If the user wants to fill in an empty field such as the ones identified above by the method `open_questions`, the user simply needs to pass to the module `fill_info` a dictionary with the corresponding information. Depending on the template, the dictionary may be nested. 

> Note: it is technically possible to attribute the element directly to the attribute `json_doc`, but this should be avoided in favour of using the method `fill_info`. The latter tests whether the new information is valid according to the documentation template and also enables the filling of more than one question at the same time.

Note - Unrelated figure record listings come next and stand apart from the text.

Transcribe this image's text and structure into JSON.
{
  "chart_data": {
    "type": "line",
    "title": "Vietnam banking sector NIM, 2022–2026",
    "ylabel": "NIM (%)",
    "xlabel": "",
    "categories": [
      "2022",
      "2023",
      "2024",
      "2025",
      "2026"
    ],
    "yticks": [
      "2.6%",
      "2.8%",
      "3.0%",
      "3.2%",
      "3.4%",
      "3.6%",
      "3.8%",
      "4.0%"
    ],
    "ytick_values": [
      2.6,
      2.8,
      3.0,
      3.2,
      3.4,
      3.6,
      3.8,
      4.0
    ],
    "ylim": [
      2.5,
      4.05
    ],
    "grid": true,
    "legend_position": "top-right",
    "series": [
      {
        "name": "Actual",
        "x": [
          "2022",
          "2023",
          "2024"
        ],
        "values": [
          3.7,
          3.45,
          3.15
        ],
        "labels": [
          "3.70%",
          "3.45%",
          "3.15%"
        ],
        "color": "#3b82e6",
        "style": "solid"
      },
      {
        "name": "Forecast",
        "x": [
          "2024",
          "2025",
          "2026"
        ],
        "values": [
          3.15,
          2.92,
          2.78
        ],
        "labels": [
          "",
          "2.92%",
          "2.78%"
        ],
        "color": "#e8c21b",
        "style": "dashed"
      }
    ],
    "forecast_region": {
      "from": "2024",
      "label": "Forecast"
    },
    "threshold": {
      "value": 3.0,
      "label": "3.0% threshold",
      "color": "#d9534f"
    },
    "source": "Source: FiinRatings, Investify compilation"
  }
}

Importantly, attributing information directly to `json_doc` is not logged, and may unwarrantedly create new entries that are not part of the template (eg, if a new dictionary key is created due to typos).

In [None]:
new_info = {
    'metrics': {'performance_measures': "This is a test"},
    'caveats_recommendations': {'caveats': "This is another test"}
    }
model_doc.fill_info(new_info)

# technically possible but not recommended:


And now we can check that the corresponding entry is part of the documentation, and thus no longer shown as an open question:

In [None]:
assert model_doc.json_doc['caveats_recommendations']['caveats'] == "This is another test"
model_doc.open_questions()

In [None]:
new_info
new_info2 = dict(new_info)
new_info2['metrics'] = None
new_info

## Creating a custom Documenter

`gingado` users can easily transform their model documentation needs into a Documenter object. The main advantages of doing this are: 
* the documentation template becomes a "recyclable" object that can be saved, loaded, and used in other models or code routines; and
* model documentation can be more closely aligned with model creation and training, thus decreasing the probability that the model and its documentation diverge during the process of model development.

The requirements for an object to be a `gingado` Documenter are:
* it must subclass `ggdModelDocumentation` (or implement all its methods if the user does not want to keep a dependency to `gingado`),
* include the actual template for the documentation as a dictionary in a class attribute called `template`,
* follow the `scikit-learn` convention of storing the `__init__` parameters in attributes with the same name,
* implement the `autofill_template` method using the `fill_info` method to set the automatically filled information fields.